Ran refilled her glass, to wash down the salty cakes, "Not to pry, but do you ever think of her? How she is?"
"Sometimes," Dallas said looking up at a point above Ran's head, "I was wracked with guilt. I just walked away. I guess you could say Aspen, the second woman, was a rebound. I shouldn't have done that. It made sense that I was dumped in Thailand."
Ran sipped the burning whiskey this time, "If you could make amends, would you?"
Dallas looked at her, "I am not a strong person. That's why I did what I did."
The shadows were long, as the sun was eclipsed by the cityscape.
The plate was almost done; Ran pushed the glass away from her. She placed a few rumpled bills on the tabletop and stood up to go.
"I met Alli in Florida," Dallas began, "She was such a powerful spirit. I didn't feel like I could be the one for her, even if she was the one for me."

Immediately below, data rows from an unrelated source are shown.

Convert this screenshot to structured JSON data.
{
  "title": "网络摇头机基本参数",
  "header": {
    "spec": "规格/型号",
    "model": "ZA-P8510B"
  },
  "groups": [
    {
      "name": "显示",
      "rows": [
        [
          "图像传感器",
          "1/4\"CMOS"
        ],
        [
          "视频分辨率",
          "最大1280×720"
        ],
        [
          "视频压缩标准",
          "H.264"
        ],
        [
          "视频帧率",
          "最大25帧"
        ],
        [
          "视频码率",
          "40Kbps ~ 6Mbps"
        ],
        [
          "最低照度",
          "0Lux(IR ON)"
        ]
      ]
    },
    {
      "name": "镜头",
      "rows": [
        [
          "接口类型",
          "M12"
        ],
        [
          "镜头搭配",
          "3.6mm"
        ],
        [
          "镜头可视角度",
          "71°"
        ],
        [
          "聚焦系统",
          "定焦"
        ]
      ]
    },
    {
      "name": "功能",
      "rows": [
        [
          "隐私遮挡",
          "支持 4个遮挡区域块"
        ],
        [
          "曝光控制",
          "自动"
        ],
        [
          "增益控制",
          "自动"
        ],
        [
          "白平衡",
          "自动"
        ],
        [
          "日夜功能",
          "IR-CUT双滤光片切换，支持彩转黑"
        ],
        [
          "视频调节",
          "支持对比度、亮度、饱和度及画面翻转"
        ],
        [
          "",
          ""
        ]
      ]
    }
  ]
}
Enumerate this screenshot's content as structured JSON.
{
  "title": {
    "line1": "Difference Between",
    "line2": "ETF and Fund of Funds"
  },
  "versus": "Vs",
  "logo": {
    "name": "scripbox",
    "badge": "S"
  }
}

Ran glanced down, as darkness fell, "Do you feel like you could be there for her today?"
Dallas looked down, "No, I can barely be there for me."
"She will heal, like Aspen," Ran said moving around the table, to the door, "But can you heal? Can you avoid that from happening again?"
The brown bottle of hard liquor glinted in the pale light of the evening. Dallas regarded Ran, "I want to say I am a different person, but honestly, I don't know."
Ran nodded, "Take care Dallas."
Outside, she walked several blocks, before lighting a cigarette and exhaling into the sky. Ran sat on a park bench, feeling the night's first breeze, wondering if she had done anything for Alli.